Beckenbauer, 1,81 m, ostentava um estilo clássico, de encher os olhos. Jogava sempre de cabeça erguida e distribuía passes e lançamentos precisos. Zagueiro, destro, não era somente um excelente marcador ou organizador.
É reconhecido como o primeiro grande líbero do futebol moderno: sua visão de jogo, versatilidade, autoconfiança e inteligência privilegiada o permitiam lançar-se de surpresa ao campo adversário.
Seu talento e capacidade física e técnica afloravam, e ele partia para o ataque com impressionante velocidade, driblando e tabelando, arriscando a gol de fora da área com frequência.
E o fazia muito bem —e com as duas pernas. Marcou assim, em chute de canhota de antes da meia-lua, na semifinal da Copa de 1966, na Inglaterra, superando o mitológico goleiro soviético Lev Iashin, o Aranha Negra.
Nesse seu primeiro Mundial, aos 20 anos, magrelo e com cabelos curtos (tempos depois adotou o visual “cabeludo e com costeletas”), anotou quatro vezes, algo surpreendente para um defensor, duas delas logo na estreia, na goleada de 5 a 0 na Suíça, e uma nas quartas de final, contra o Uruguai (driblou o goleiro e quase entrou com bola e tudo), além do já citado gol na União Soviética.
Quatro anos depois, anotou mais uma vez em um Mundial, iniciando na metade do segundo tempo das quartas de final uma pouco provável reação da Alemanha, que perdia de 2 a 0 da Inglaterra. O gol deu força aos germânicos, que empataram, levaram a partida para a prorrogação e fizeram 3 a 2, vingando-se do algoz na decisão da Copa de 1966.
Raça e determinação eram características que não lhe faltavam. É reconhecido como um dos momentos mais emblemáticos de sua carreira a partida semifinal da Copa do Mundo de 1970, no estádio Azteca, no México.
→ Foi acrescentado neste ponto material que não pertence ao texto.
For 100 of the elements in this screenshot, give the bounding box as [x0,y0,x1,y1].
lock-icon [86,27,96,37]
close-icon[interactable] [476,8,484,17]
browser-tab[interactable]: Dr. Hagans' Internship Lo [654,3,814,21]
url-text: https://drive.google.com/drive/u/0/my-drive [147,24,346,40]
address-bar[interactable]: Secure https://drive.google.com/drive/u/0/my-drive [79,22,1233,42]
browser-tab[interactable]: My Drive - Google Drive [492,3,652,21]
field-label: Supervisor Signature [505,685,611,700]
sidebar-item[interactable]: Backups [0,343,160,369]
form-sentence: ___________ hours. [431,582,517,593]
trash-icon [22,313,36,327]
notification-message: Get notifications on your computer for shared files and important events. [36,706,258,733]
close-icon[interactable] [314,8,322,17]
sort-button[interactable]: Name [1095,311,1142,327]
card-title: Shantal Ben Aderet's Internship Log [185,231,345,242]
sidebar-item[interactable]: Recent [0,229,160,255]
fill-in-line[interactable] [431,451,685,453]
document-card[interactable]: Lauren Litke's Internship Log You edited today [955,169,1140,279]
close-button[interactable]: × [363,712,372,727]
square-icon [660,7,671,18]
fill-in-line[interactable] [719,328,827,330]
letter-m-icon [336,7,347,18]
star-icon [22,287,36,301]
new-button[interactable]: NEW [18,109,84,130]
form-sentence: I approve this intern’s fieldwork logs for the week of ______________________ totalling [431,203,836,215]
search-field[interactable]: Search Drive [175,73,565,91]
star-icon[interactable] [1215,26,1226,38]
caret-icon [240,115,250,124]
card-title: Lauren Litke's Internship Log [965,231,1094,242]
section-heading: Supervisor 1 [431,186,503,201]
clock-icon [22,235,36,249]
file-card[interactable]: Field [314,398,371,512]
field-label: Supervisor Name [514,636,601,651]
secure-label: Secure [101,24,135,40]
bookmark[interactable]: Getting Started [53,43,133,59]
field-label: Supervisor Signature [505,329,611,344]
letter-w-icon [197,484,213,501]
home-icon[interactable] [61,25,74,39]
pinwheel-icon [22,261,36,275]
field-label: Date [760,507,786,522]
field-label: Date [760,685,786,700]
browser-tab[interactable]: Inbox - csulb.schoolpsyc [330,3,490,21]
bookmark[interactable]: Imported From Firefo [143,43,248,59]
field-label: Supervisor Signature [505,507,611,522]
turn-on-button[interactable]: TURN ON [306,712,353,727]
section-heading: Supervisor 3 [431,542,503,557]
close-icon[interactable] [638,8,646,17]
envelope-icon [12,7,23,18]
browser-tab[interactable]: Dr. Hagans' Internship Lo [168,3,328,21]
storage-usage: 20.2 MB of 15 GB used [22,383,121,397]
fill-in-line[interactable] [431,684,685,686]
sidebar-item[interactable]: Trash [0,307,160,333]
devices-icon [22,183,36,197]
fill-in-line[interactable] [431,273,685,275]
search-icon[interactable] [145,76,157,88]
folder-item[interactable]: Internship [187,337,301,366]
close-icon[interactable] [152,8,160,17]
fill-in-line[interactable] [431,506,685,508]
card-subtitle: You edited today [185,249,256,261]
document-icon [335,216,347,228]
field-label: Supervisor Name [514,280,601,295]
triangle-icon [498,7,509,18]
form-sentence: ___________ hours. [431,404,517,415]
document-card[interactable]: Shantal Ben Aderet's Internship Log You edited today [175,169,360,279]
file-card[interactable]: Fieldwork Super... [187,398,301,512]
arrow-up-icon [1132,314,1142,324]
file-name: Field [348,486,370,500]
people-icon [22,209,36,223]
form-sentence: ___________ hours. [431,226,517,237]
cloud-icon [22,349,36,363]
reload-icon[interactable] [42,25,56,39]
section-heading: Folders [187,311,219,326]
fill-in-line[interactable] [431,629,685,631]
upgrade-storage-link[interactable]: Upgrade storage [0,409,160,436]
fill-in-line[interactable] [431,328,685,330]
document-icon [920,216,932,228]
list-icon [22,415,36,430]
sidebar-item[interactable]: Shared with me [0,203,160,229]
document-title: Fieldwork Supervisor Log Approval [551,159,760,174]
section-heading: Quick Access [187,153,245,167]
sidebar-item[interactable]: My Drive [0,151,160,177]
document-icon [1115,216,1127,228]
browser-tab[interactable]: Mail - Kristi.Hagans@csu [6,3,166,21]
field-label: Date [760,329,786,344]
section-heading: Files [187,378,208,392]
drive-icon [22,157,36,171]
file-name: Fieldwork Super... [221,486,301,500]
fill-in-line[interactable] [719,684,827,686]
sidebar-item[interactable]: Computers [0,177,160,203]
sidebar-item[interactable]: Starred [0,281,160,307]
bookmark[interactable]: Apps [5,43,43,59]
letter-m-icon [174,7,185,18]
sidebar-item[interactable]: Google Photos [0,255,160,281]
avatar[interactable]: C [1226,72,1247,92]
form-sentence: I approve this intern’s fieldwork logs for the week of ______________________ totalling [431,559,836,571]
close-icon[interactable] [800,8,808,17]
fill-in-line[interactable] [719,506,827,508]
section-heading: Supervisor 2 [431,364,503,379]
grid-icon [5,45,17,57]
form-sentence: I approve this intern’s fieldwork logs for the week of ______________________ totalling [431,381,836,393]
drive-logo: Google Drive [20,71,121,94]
Atuou em boa parte do chamado Jogo do Século (Itália 4 x 3 Alemanha, na prorrogação) com parte do corpo imobilizado, o braço direito em uma tipoia, depois de ter fraturado a clavícula ao sofrer uma falta violenta do beque italiano Pierluigi Cera, que interrompeu uma arrancada do craque alemão rumo ao gol aos 23 minutos do segundo tempo.
Outros quatro anos se passaram, e nesse ínterim houve a conquista de uma Eurocopa (em 1972), para que Beckenbauer vivesse o maior momento de sua carreira futebolística. Em seu país, com a tarja de capitão e desta vez com a camisa 5 (usou o número 4 nas Copas anteriores), levantou a novíssima Taça Fifa no estádio Olímpico de Munique.
Ele não fez gol, mas, sob sua liderança, a Alemanha exibiu um futebol sólido, de força e competência, que fez sucumbir na final o mágico Carrossel Holandês e culminou com a obtenção do triunfo em sua cidade natal.
Nascido na combalida Munique pós-Segunda Guerra em 11 de setembro de 1945, Franz Anton Beckenbauer foi um entre tantos garotos alemães que se inclinaram para a prática do futebol na esteira do primeiro título mundial do país, na Suíça, em 1954.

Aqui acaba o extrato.